"Canhota magnífica, mas muito lento": torcedores do Sevilla avaliam Ganso

Caio Carrieri

Colaboração para o UOL, em Manchester (ING)

Azarão nas quartas de final da Liga dos Campeões, o Sevilla está nas nuvens após eliminar o Manchester United, em Old Trafford, e voltar a ficar entre os oito melhores times da Europa após 60 anos.
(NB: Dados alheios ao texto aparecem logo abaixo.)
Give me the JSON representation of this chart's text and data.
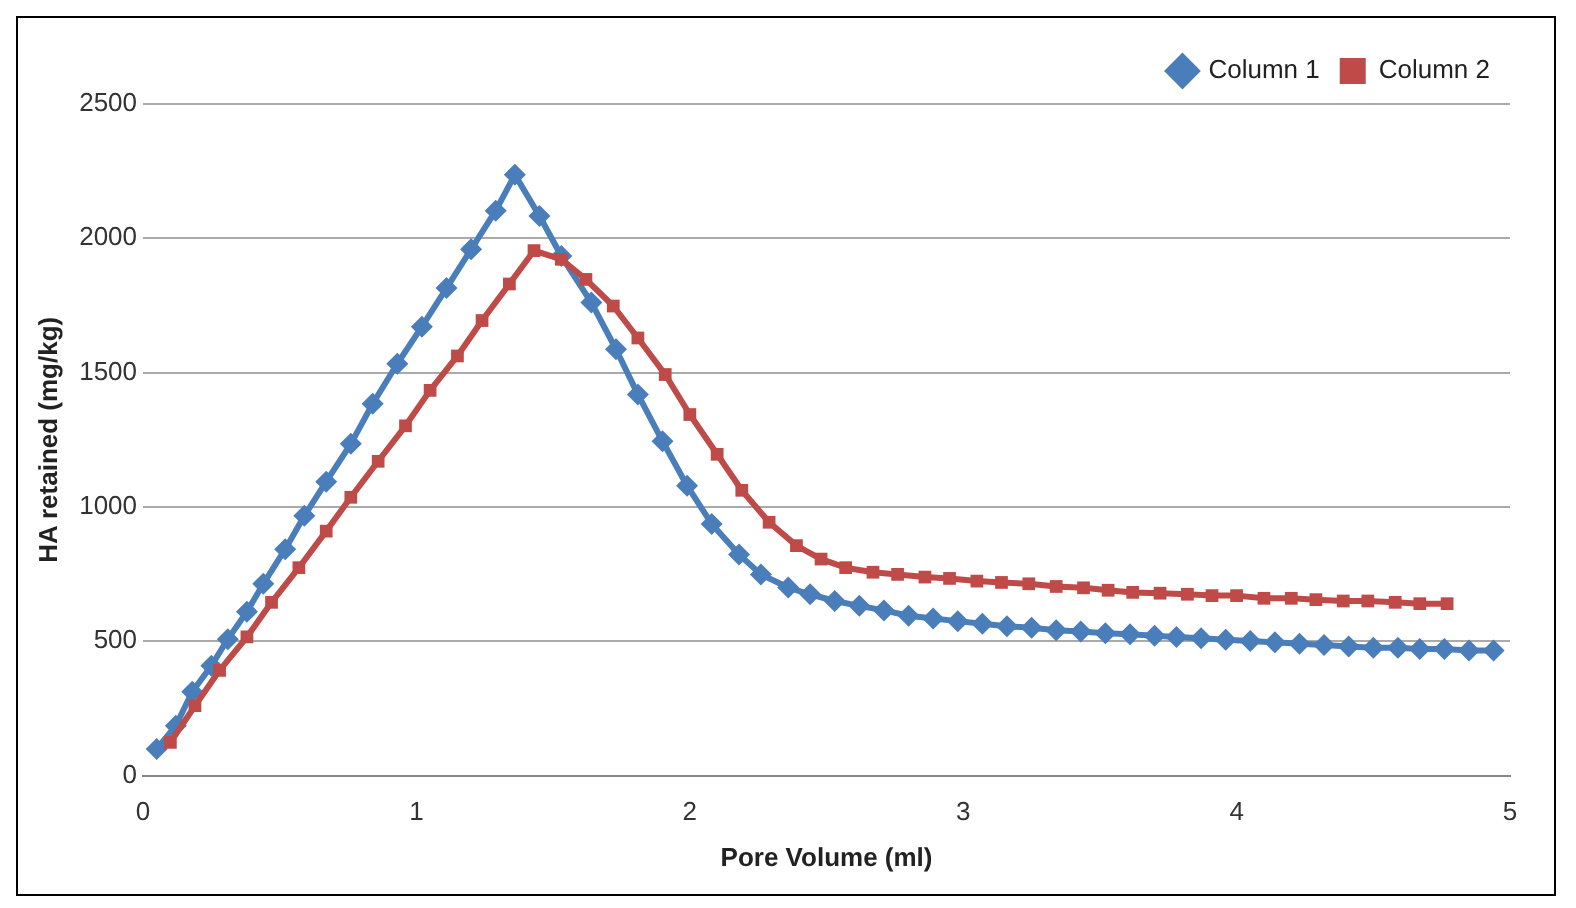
{
  "chart_data": {
    "type": "line",
    "xlabel": "Pore Volume (ml)",
    "ylabel": "HA retained (mg/kg)",
    "xlim": [
      0,
      5
    ],
    "xticks": [
      0,
      1,
      2,
      3,
      4,
      5
    ],
    "ylim": [
      0,
      2500
    ],
    "yticks": [
      0,
      500,
      1000,
      1500,
      2000,
      2500
    ],
    "grid": "y",
    "legend": "top right",
    "line_style": "solid",
    "series": [
      {
        "name": "Column 1",
        "color": "#4a7ebb",
        "marker": "diamond",
        "x": [
          0.05,
          0.12,
          0.18,
          0.25,
          0.31,
          0.38,
          0.44,
          0.52,
          0.59,
          0.67,
          0.76,
          0.84,
          0.93,
          1.02,
          1.11,
          1.2,
          1.29,
          1.36,
          1.45,
          1.53,
          1.64,
          1.73,
          1.81,
          1.9,
          1.99,
          2.08,
          2.18,
          2.26,
          2.36,
          2.44,
          2.53,
          2.62,
          2.71,
          2.8,
          2.89,
          2.98,
          3.07,
          3.16,
          3.25,
          3.34,
          3.43,
          3.52,
          3.61,
          3.7,
          3.78,
          3.87,
          3.96,
          4.05,
          4.14,
          4.23,
          4.32,
          4.41,
          4.5,
          4.59,
          4.67,
          4.76,
          4.85,
          4.94
        ],
        "values": [
          99,
          186,
          312,
          409,
          508,
          610,
          714,
          843,
          967,
          1094,
          1235,
          1384,
          1533,
          1671,
          1815,
          1959,
          2103,
          2237,
          2083,
          1934,
          1761,
          1587,
          1419,
          1245,
          1079,
          937,
          823,
          749,
          700,
          675,
          650,
          632,
          615,
          595,
          585,
          575,
          565,
          556,
          550,
          541,
          536,
          530,
          526,
          521,
          516,
          511,
          506,
          501,
          496,
          491,
          486,
          481,
          476,
          476,
          471,
          471,
          466,
          466
        ]
      },
      {
        "name": "Column 2",
        "color": "#be4b48",
        "marker": "square",
        "x": [
          0.1,
          0.19,
          0.28,
          0.38,
          0.47,
          0.57,
          0.67,
          0.76,
          0.86,
          0.96,
          1.05,
          1.15,
          1.24,
          1.34,
          1.43,
          1.53,
          1.62,
          1.72,
          1.81,
          1.91,
          2.0,
          2.1,
          2.19,
          2.29,
          2.39,
          2.48,
          2.57,
          2.67,
          2.76,
          2.86,
          2.95,
          3.05,
          3.14,
          3.24,
          3.34,
          3.44,
          3.53,
          3.62,
          3.72,
          3.82,
          3.91,
          4.0,
          4.1,
          4.2,
          4.29,
          4.39,
          4.48,
          4.58,
          4.67,
          4.77
        ],
        "values": [
          124,
          260,
          392,
          516,
          645,
          774,
          910,
          1036,
          1170,
          1302,
          1434,
          1562,
          1694,
          1830,
          1954,
          1922,
          1847,
          1748,
          1629,
          1493,
          1344,
          1196,
          1062,
          943,
          856,
          806,
          774,
          757,
          749,
          739,
          734,
          724,
          719,
          714,
          704,
          699,
          690,
          682,
          679,
          675,
          670,
          670,
          660,
          660,
          655,
          650,
          650,
          645,
          640,
          640
        ]
      }
    ]
  }
}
Por outro lado, um brasileiro não foi convidado para a festa: Paulo Henrique Ganso, encostado de vez desde a chegada no fim de dezembro do técnico italiano Vincenzo Montella, contratado para substituir o argentino Eduardo Berizzo.
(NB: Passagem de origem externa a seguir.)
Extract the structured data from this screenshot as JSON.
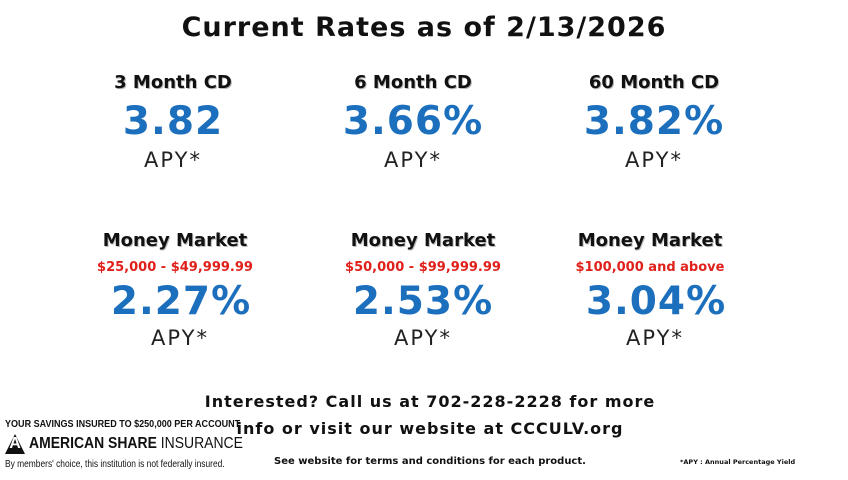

Diante deste cenário, o UOL Esporte ouviu em Manchester torcedores sevillistas a respeito da situação complicada vivida pelo ex-camisa 10 do São Paulo e do Santos.

"É bom jogador, acompanho a carreira dele desde que jogava no Brasil com Neymar", garante Candido Ruiz, que testemunhou na Inglaterra a noite histórica para o clube da Andaluzia. "Ele tem muita qualidade, uma canhota magnífica, capaz de jogar de primeira e colocar qualquer um na cara do gol, mas o vejo lento para o futebol europeu".

Ganso sequer foi relacionado para qualquer partida pela nova comissão técnica, que ainda cortou o brasileiro da lista de inscritos no torneio europeu.  A última atuação do meia aconteceu há quase três meses, ainda com o comando antigo, em 20 de dezembro de 2017 – foi titular e atuou por 64 minutos na derrota por 3 a 1 para o Real Sociedad, fora de casa, no Campeonato Espanhol.

Desde então, o Sevilla tentou negociá-lo com pelo menos três equipes do país, mas a possibilidade de contar com o jogador de 28 anos não animou Deportivo La Coruña, Celta de Vigo e Real Sociedad. "Talvez ele ainda possa jogar no futebol brasileiro, mas na Espanha ele nunca vai vingar", diz Andrés Ruiz, funcionário público que também fez parte da bela festa dos visitantes na casa do United. "A expectativa era por algo melhor. Ele tem muita qualidade, mas é muito devagar. Não gosto nem um pouco dele, e acredito que a minha opinião é a mesma de 99% da torcida".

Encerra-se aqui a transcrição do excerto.